Axiome : l’inquiétude seule pare infailliblement de quelque grandeur les individus, leurs gestes. Ce n’est point, à la vérité, que nous supportions encore les larmes trop faciles de certains désespoirs, mais pour que l’homme nous intéresse, sous le masque, il faut que se devine un tourment. Je ne sais quelle définition les dictionnaires proposent de la mysticité ; pourquoi ne point convenir que de ce nom se baptise l’état même d’inquiétude ? Ainsi, dira-t-on, Max Jacob est un mystique, sans avoir au reste à se préoccuper de ce que peut valoir sa foi : c’est que, pour nous témoins, l’objet de la passion importe peu ; seul nous décide à aimer le rythme du chant qui anime.
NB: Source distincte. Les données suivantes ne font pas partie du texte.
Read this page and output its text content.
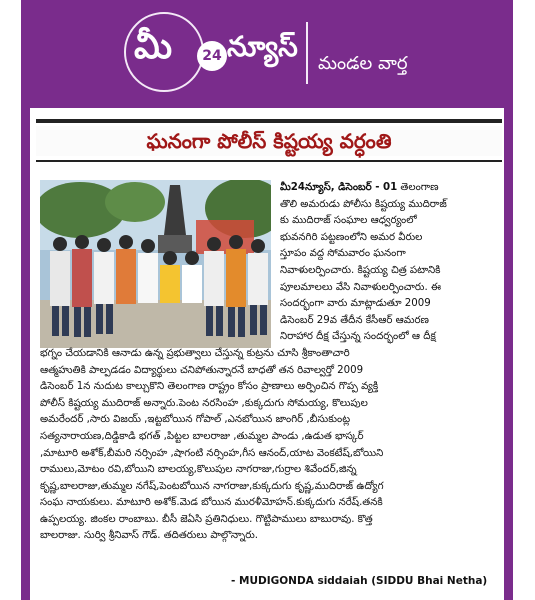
మీ	24 న్యూస్
మండల వార్త
ఘనంగా పోలీస్ కిష్టయ్య వర్ధంతి
మీ24న్యూస్, డిసెంబర్ - 01 తెలంగాణ
తొలి అమరుడు పోలీసు కిష్టయ్య ముదిరాజ్
కు ముదిరాజ్ సంఘాల ఆధ్వర్యంలో
భువనగిరి పట్టణంలోని అమర వీరుల
స్తూపం వద్ద సోమవారం ఘనంగా
నివాళులర్పించారు. కిష్టయ్య చిత్ర పటానికి
పూలమాలలు వేసి నివాళులర్పించారు. ఈ
సందర్భంగా వారు మాట్లాడుతూ 2009
డిసెంబర్ 29వ తేదీన కేసీఆర్ ఆమరణ
నిరాహార దీక్ష చేస్తున్న సందర్భంలో ఆ దీక్ష
భగ్నం చేయడానికి ఆనాడు ఉన్న ప్రభుత్వాలు చేస్తున్న కుట్రను చూసి శ్రీకాంతాచారి
ఆత్మహుతికి పాల్పడడం విద్యార్థులు చనిపోతున్నారనే బాధతో తన రివాల్వర్తో 2009
డిసెంబర్ 1న నుదుట కాల్చుకొని తెలంగాణ రాష్ట్రం కోసం ప్రాణాలు అర్పించిన గొప్ప వ్యక్తి
పోలీస్ కిష్టయ్య ముదిరాజ్ అన్నారు.పెంట నరసింహ ,కుక్కదుగు సోమయ్య, కొలుపుల
అమరేందర్ ,సారు విజయ్ ,ఇట్టబోయిన గోపాల్ ,ఎనబోయిన జాంగిర్ ,బీసుకుంట్ల
సత్యనారాయణ,దిడ్డికాడి భగత్ ,పిట్టల బాలరాజు ,తుమ్మల పాండు ,ఉడుత భాస్కర్
,మాటూరి అశోక్,బీమరి నర్సింహ ,షాగంటి నర్సింహ,గీస ఆనంద్,యాట వెంకటేష్,బోయిని
రాములు,మోటం రవి,బోయిని బాలయ్య,కొలుపుల నాగరాజు,గుర్రాల శివేందర్,జిన్న
కృష్ణ,బాలరాజు,తుమ్మల నగేష్,పెంటబోయిన నాగరాజు,కుక్కదుగు కృష్ణ,ముదిరాజ్ ఉద్యోగ
సంఘ నాయకులు. మాటూరి అశోక్.మెడ బోయిన మురళీమోహన్.కుక్కదుగు నరేష్.తనకి
ఉప్పలయ్య. జింకల రాంబాబు. బీసీ జెఏసి ప్రతినిధులు. గొట్టిపాములు బాబురావు. కొత్త
బాలరాజు. సుర్వి శ్రీనివాస్ గౌడ్. తదితరులు పాల్గొన్నారు.
- MUDIGONDA siddaiah (SIDDU Bhai Netha)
Tous les hommes, au moins une fois dans leur existence, ont soupiré, la tête entre les paumes « Pourquoi ? ». Il faut bien admettre avec Bacon que, du point de vue le plus humain, la recherche des causes finales comme une vierge consacrée à Dieu est stérile. Mais cette recherche des causes finales, distrayant des vulgarités coutumières, aide à supporter les années d’ennui qu’on appelle alors années d’attente ; cependant l’incapacité où nous sommes d’acquérir une certitude nous laisse parfois en route, avec le désespoir de ne pas encore soupçonner le but, la cause finale : au sein même de la mysticité, certaines contradictions rendent donc impossible un bonheur simple.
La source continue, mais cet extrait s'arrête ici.